The Show 14 on Vita may be a full partner in the sense it offers all the features most console players use. However, it is not a preferable option to them, and the smaller format not only alters core gameplay, it also strips out some of the game’s already barebones broadcast presentation.
Update: 05/08/2014
MLB 14 The Show review update — PS4
Released on PlayStation 4 a month after its PS3 launch, MLB 14’s next-generation offering was expected to be little more than a better-looking version of its sibling, and that’s what Sony has delivered. It’s good that the two versions share all of the core features and improvements described above, but the PS4 edition doesn’t add enough to make it feel like a distinctly different game.
Worse, those who were hoping the added computing power of the PS4 might improve the online experience are going to be sorely disappointed. That’s if they can even get in the door. Launch-day online support for MLB 14 on PS4 was just as much of a disaster as it was on PS3, with hard freezes common before matchmaking even could begin, and the Online Franchise still functionally useless. Worse, it also affected access to one’s cloud-saved Road to the Show and Franchise profiles, throwing cold water on a big benefit for upgrading — the ability to bring a career save from one’s PS3 or Vita into the PS4 (and vice versa, if necessary.)
There are differences between the two games, but they’re very subtle and they surface after long playing sessions. The crowd is more detailed and diverse (and includes children, even). The lighting is crisper and more varied, really apparent at dusk or in overcast conditions where the field is lit by the sun and the light towers. There are some new animations, including more interactive bat- and ballboys, of all things, but just not enough to be more than a fresh coat of paint on the same stuff you’ve been watching. Broadcast audio and presentation is just as lifeless and repetitive as ever.
It’s disappointing that next-generation visuals in MLB 14 do not accommodate, for example, sleeveless, vest-style jerseys, or button-less pullovers, both of which are common in several teams’ wardrobes. Sleeveless jerseys are still essentially regular shirts with the arms colored to look like an undershirt — which still leads to players wearing two undershirts.

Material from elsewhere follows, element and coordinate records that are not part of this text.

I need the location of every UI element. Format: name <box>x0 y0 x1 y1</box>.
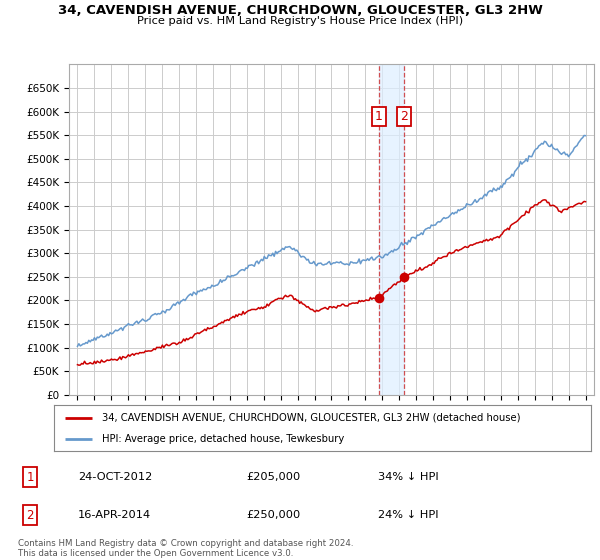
Text: 24-OCT-2012: 24-OCT-2012 <box>78 472 152 482</box>
Text: 24% ↓ HPI: 24% ↓ HPI <box>378 510 439 520</box>
Text: 34% ↓ HPI: 34% ↓ HPI <box>378 472 439 482</box>
Text: 2: 2 <box>400 110 408 123</box>
Text: £205,000: £205,000 <box>246 472 300 482</box>
Text: 16-APR-2014: 16-APR-2014 <box>78 510 151 520</box>
Text: 34, CAVENDISH AVENUE, CHURCHDOWN, GLOUCESTER, GL3 2HW (detached house): 34, CAVENDISH AVENUE, CHURCHDOWN, GLOUCE… <box>103 413 521 423</box>
Text: 2: 2 <box>26 508 34 522</box>
Text: Contains HM Land Registry data © Crown copyright and database right 2024.
This d: Contains HM Land Registry data © Crown c… <box>18 539 353 558</box>
Text: Price paid vs. HM Land Registry's House Price Index (HPI): Price paid vs. HM Land Registry's House … <box>137 16 463 26</box>
Text: 1: 1 <box>26 470 34 484</box>
Bar <box>379 64 404 395</box>
Text: 1: 1 <box>375 110 383 123</box>
Text: £250,000: £250,000 <box>246 510 300 520</box>
Text: HPI: Average price, detached house, Tewkesbury: HPI: Average price, detached house, Tewk… <box>103 435 344 444</box>
Text: 34, CAVENDISH AVENUE, CHURCHDOWN, GLOUCESTER, GL3 2HW: 34, CAVENDISH AVENUE, CHURCHDOWN, GLOUCE… <box>58 4 542 17</box>
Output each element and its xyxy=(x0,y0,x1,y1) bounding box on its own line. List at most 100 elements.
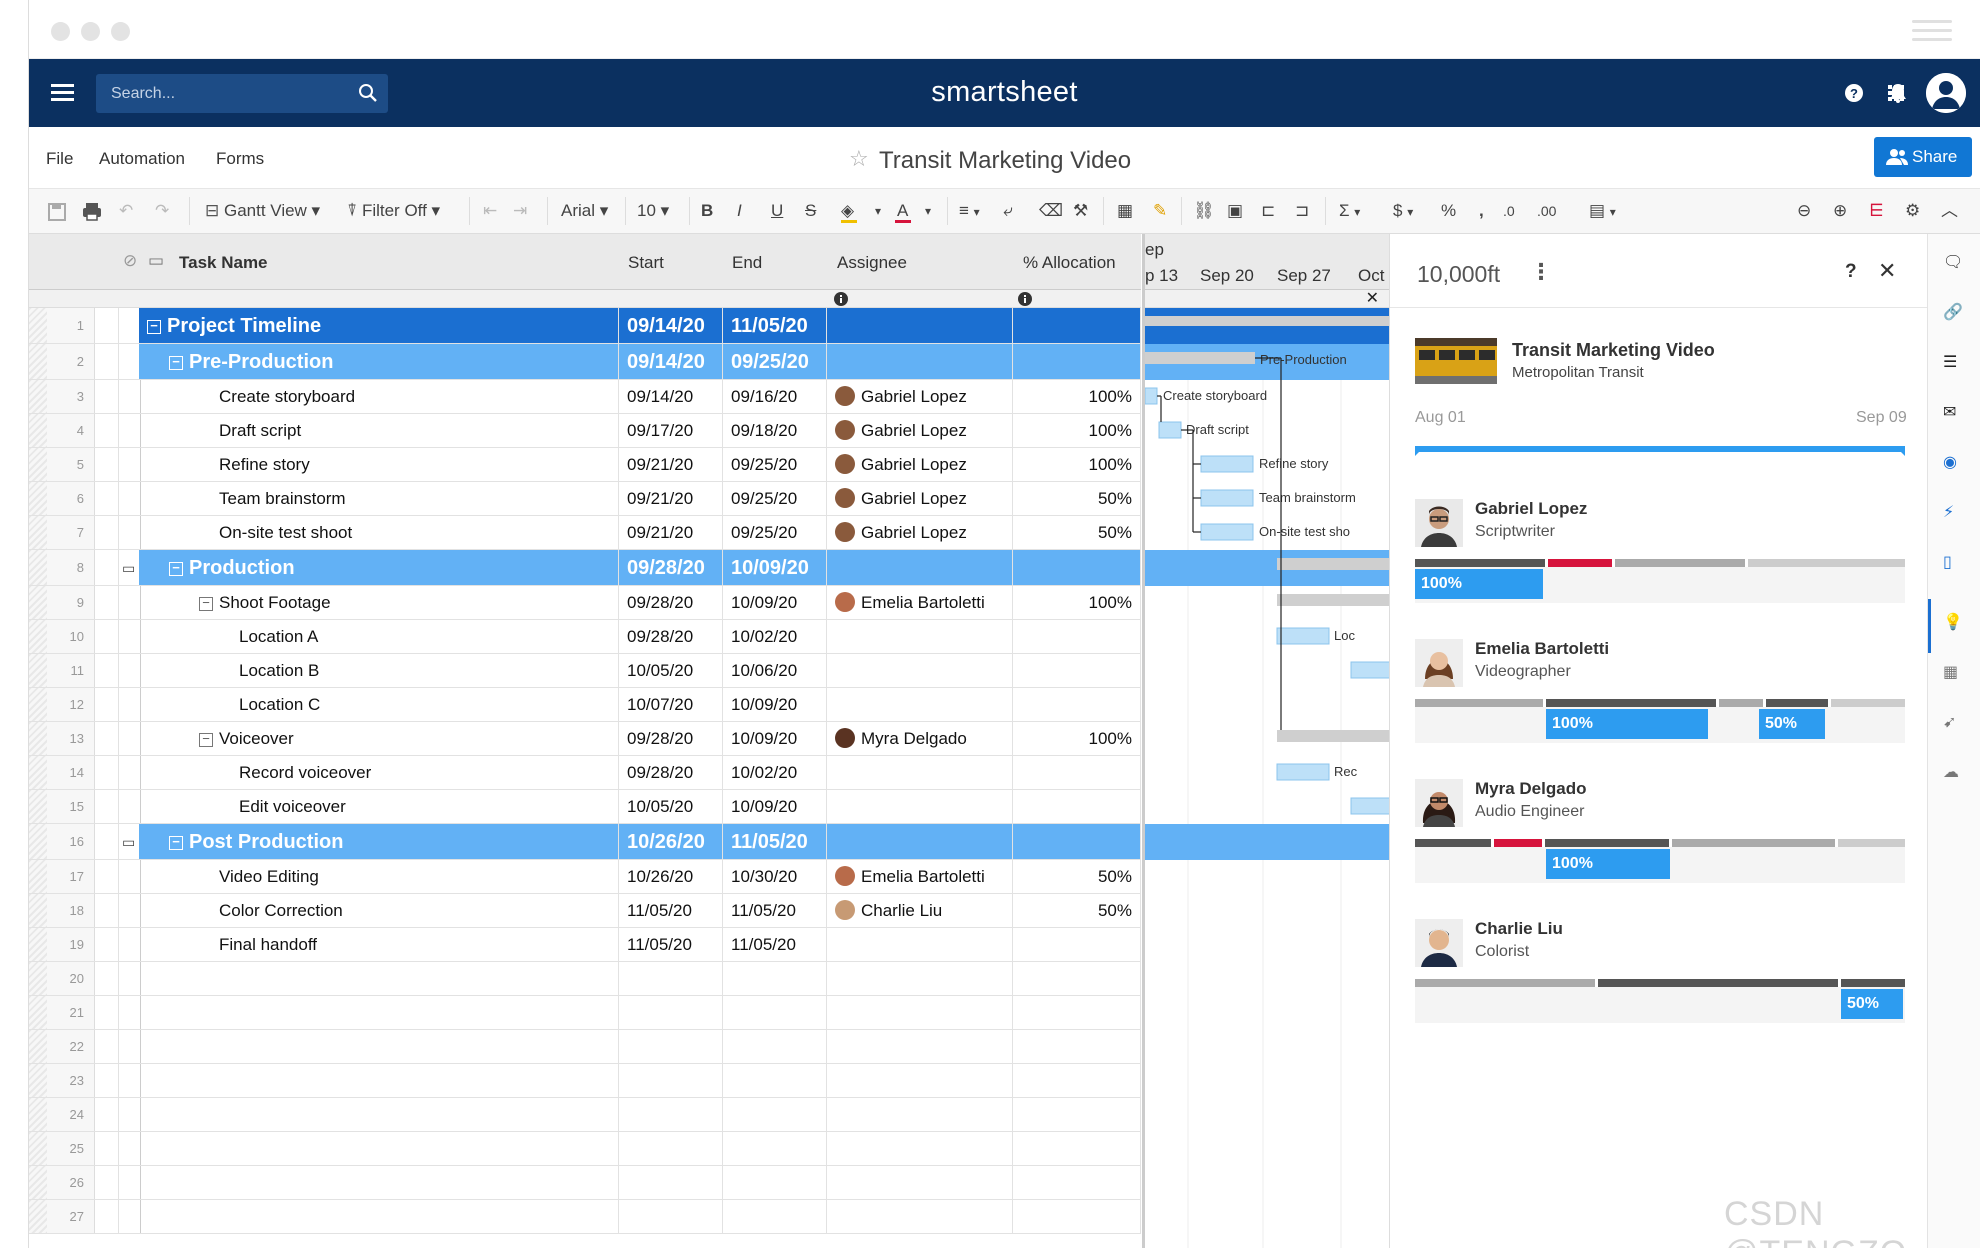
table-row[interactable]: 9 − Shoot Footage 09/28/20 10/09/20 Emelia Ba… xyxy=(29,586,1141,620)
collapse-toggle-icon[interactable]: − xyxy=(169,355,183,370)
attachment-cell[interactable] xyxy=(95,1132,119,1165)
cell-task[interactable]: − Pre-Production xyxy=(139,344,619,379)
cell-start[interactable] xyxy=(619,1098,723,1131)
cell-task[interactable]: Location A xyxy=(139,620,619,653)
comment-icon[interactable]: ▭ xyxy=(122,834,136,850)
collapse-toggle-icon[interactable]: − xyxy=(169,835,183,850)
cell-task[interactable] xyxy=(139,1132,619,1165)
dependency-icon[interactable]: ⊏ xyxy=(1261,201,1276,220)
comment-cell[interactable] xyxy=(119,448,141,481)
bold-button[interactable]: B xyxy=(701,201,714,220)
strikethrough-button[interactable]: S xyxy=(805,201,817,220)
font-family-dropdown[interactable]: Arial ▾ xyxy=(561,201,609,220)
gantt-task-bar[interactable] xyxy=(1145,387,1158,405)
save-icon[interactable] xyxy=(47,198,67,224)
attachment-cell[interactable] xyxy=(95,928,119,961)
cell-alloc[interactable] xyxy=(1013,1200,1141,1233)
row-number[interactable]: 27 xyxy=(29,1200,95,1233)
row-number[interactable]: 23 xyxy=(29,1064,95,1097)
cell-start[interactable]: 09/28/20 xyxy=(619,586,723,619)
row-number[interactable]: 20 xyxy=(29,962,95,995)
attachment-cell[interactable] xyxy=(95,550,119,585)
panel-close-icon[interactable]: ✕ xyxy=(1878,258,1897,283)
collapse-toggle-icon[interactable]: − xyxy=(169,561,183,576)
comment-cell[interactable] xyxy=(119,654,141,687)
cell-end[interactable]: 11/05/20 xyxy=(723,824,827,859)
attachment-cell[interactable] xyxy=(95,1200,119,1233)
cell-task[interactable]: − Voiceover xyxy=(139,722,619,755)
cell-task[interactable] xyxy=(139,1166,619,1199)
font-size-dropdown[interactable]: 10 ▾ xyxy=(637,201,670,220)
print-icon[interactable] xyxy=(81,198,103,224)
cell-assignee[interactable]: Gabriel Lopez xyxy=(827,482,1013,515)
cell-assignee[interactable]: Myra Delgado xyxy=(827,722,1013,755)
gantt-row-section[interactable] xyxy=(1145,824,1389,860)
row-number[interactable]: 17 xyxy=(29,860,95,893)
row-number[interactable]: 8 xyxy=(29,550,95,585)
gantt-summary-bar[interactable] xyxy=(1145,316,1389,326)
cell-task[interactable]: Edit voiceover xyxy=(139,790,619,823)
table-row[interactable]: 24 xyxy=(29,1098,1141,1132)
cell-assignee[interactable] xyxy=(827,928,1013,961)
gantt-summary-bar[interactable] xyxy=(1145,352,1255,364)
cell-assignee[interactable]: Gabriel Lopez xyxy=(827,448,1013,481)
attachment-cell[interactable] xyxy=(95,1064,119,1097)
cell-assignee[interactable] xyxy=(827,962,1013,995)
cell-alloc[interactable]: 50% xyxy=(1013,482,1141,515)
cell-end[interactable]: 10/09/20 xyxy=(723,688,827,721)
comment-cell[interactable] xyxy=(119,1064,141,1097)
cell-alloc[interactable] xyxy=(1013,962,1141,995)
collapse-toggle-icon[interactable]: − xyxy=(199,596,213,611)
cell-task[interactable]: Team brainstorm xyxy=(139,482,619,515)
cell-start[interactable] xyxy=(619,1064,723,1097)
integrations-icon[interactable]: ➹ xyxy=(1943,714,1957,731)
column-header-end[interactable]: End xyxy=(732,253,763,272)
cell-alloc[interactable] xyxy=(1013,928,1141,961)
table-row[interactable]: 7 On-site test shoot 09/21/20 09/25/20 Gabri… xyxy=(29,516,1141,550)
gantt-task-bar[interactable] xyxy=(1158,421,1182,439)
cell-task[interactable]: Record voiceover xyxy=(139,756,619,789)
attachment-cell[interactable] xyxy=(95,380,119,413)
cell-end[interactable]: 10/09/20 xyxy=(723,586,827,619)
table-row[interactable]: 2 − Pre-Production 09/14/20 09/25/20 xyxy=(29,344,1141,380)
comment-cell[interactable] xyxy=(119,1200,141,1233)
window-close-dot[interactable] xyxy=(51,22,70,41)
cell-start[interactable] xyxy=(619,962,723,995)
comment-cell[interactable] xyxy=(119,962,141,995)
attachment-cell[interactable] xyxy=(95,1030,119,1063)
cell-end[interactable]: 11/05/20 xyxy=(723,928,827,961)
cell-assignee[interactable] xyxy=(827,550,1013,585)
cell-assignee[interactable]: Gabriel Lopez xyxy=(827,516,1013,549)
zoom-out-icon[interactable]: ⊖ xyxy=(1797,201,1812,220)
cell-alloc[interactable] xyxy=(1013,824,1141,859)
row-number[interactable]: 24 xyxy=(29,1098,95,1131)
table-row[interactable]: 26 xyxy=(29,1166,1141,1200)
cell-start[interactable]: 09/21/20 xyxy=(619,516,723,549)
cell-alloc[interactable] xyxy=(1013,790,1141,823)
cell-assignee[interactable] xyxy=(827,1030,1013,1063)
comment-cell[interactable]: ▭ xyxy=(119,550,141,585)
attachment-cell[interactable] xyxy=(95,482,119,515)
collapse-toolbar-icon[interactable]: ︿ xyxy=(1941,201,1958,220)
publish-icon[interactable]: ◉ xyxy=(1943,454,1957,471)
cell-start[interactable]: 09/14/20 xyxy=(619,308,723,343)
redo-icon[interactable]: ↷ xyxy=(155,201,170,220)
hamburger-menu-icon[interactable] xyxy=(51,84,74,102)
attachment-cell[interactable] xyxy=(95,414,119,447)
comment-cell[interactable] xyxy=(119,380,141,413)
window-minimize-dot[interactable] xyxy=(81,22,100,41)
cell-alloc[interactable]: 100% xyxy=(1013,722,1141,755)
cell-task[interactable]: − Shoot Footage xyxy=(139,586,619,619)
row-number[interactable]: 16 xyxy=(29,824,95,859)
cell-assignee[interactable] xyxy=(827,1098,1013,1131)
row-number[interactable]: 18 xyxy=(29,894,95,927)
comment-cell[interactable] xyxy=(119,414,141,447)
row-number[interactable]: 25 xyxy=(29,1132,95,1165)
comment-cell[interactable] xyxy=(119,894,141,927)
comment-cell[interactable] xyxy=(119,1030,141,1063)
cell-assignee[interactable] xyxy=(827,996,1013,1029)
filter-dropdown[interactable]: ⍒ Filter Off ▾ xyxy=(347,201,441,220)
attachment-cell[interactable] xyxy=(95,516,119,549)
cell-alloc[interactable]: 50% xyxy=(1013,894,1141,927)
cell-alloc[interactable] xyxy=(1013,654,1141,687)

Anything with straps — a catcher’s chest protector, or a hitter’s shin guard — also floats off the player unnaturally, even casting shadows in a recognizably last-gen way. Caps display the same sweat pattern from the first inning onward, stirruped hose is still painted on to the sanitary socks and there still is no texture to cap emblems.

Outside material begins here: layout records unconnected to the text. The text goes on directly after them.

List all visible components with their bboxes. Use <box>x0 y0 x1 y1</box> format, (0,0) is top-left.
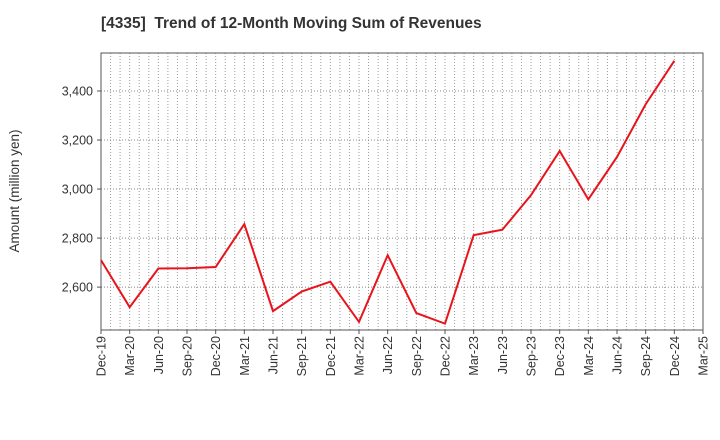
x-tick-label: Sep-23 <box>525 336 539 376</box>
x-tick-label: Jun-20 <box>152 336 166 374</box>
x-tick-label: Dec-22 <box>439 336 453 376</box>
x-tick-label: Mar-24 <box>582 336 596 376</box>
chart-title: [4335] Trend of 12-Month Moving Sum of R… <box>101 15 482 32</box>
x-tick-label: Dec-24 <box>668 336 682 376</box>
x-tick-label: Dec-23 <box>553 336 567 376</box>
x-tick-label: Jun-22 <box>381 336 395 374</box>
y-axis-title: Amount (million yen) <box>7 129 22 252</box>
x-tick-label: Jun-23 <box>496 336 510 374</box>
y-tick-label: 3,400 <box>62 84 93 98</box>
grid-lines <box>101 53 703 330</box>
series-lines <box>100 60 676 325</box>
x-tick-label: Mar-21 <box>238 336 252 376</box>
x-tick-label: Mar-23 <box>467 336 481 376</box>
x-tick-label: Dec-21 <box>324 336 338 376</box>
x-tick-label: Mar-20 <box>123 336 137 376</box>
x-tick-label: Sep-24 <box>639 336 653 376</box>
x-axis-ticks: Dec-19 Mar-20 Jun-20 Sep-20 Dec-20 Mar-21 Jun-… <box>95 330 711 376</box>
y-tick-label: 2,600 <box>62 281 93 295</box>
plot-area-frame <box>100 52 704 331</box>
x-tick-label: Dec-20 <box>209 336 223 376</box>
y-axis-ticks: 2,600 2,800 3,000 3,200 3,400 <box>62 84 101 295</box>
y-tick-label: 3,000 <box>62 183 93 197</box>
y-tick-label: 3,200 <box>62 134 93 148</box>
x-tick-label: Sep-20 <box>181 336 195 376</box>
x-tick-label: Mar-25 <box>697 336 711 376</box>
x-tick-label: Mar-22 <box>353 336 367 376</box>
x-tick-label: Jun-24 <box>611 336 625 374</box>
revenue-series-line <box>100 60 676 325</box>
x-tick-label: Dec-19 <box>95 336 109 376</box>
x-tick-label: Jun-21 <box>267 336 281 374</box>
x-tick-label: Sep-21 <box>295 336 309 376</box>
x-tick-label: Sep-22 <box>410 336 424 376</box>
y-tick-label: 2,800 <box>62 232 93 246</box>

These are petty complaints, but the fetishization of minute details has been practically the only selling point for MLB 14 on PS4, and there simply aren’t enough fulfilled here to make it a compelling experience above what the PS3 already has established. With cloud-saved Franchise and Road to the Show files transferable to future editions, baseball fans who have already begun on the PS3 can wait ’til next year.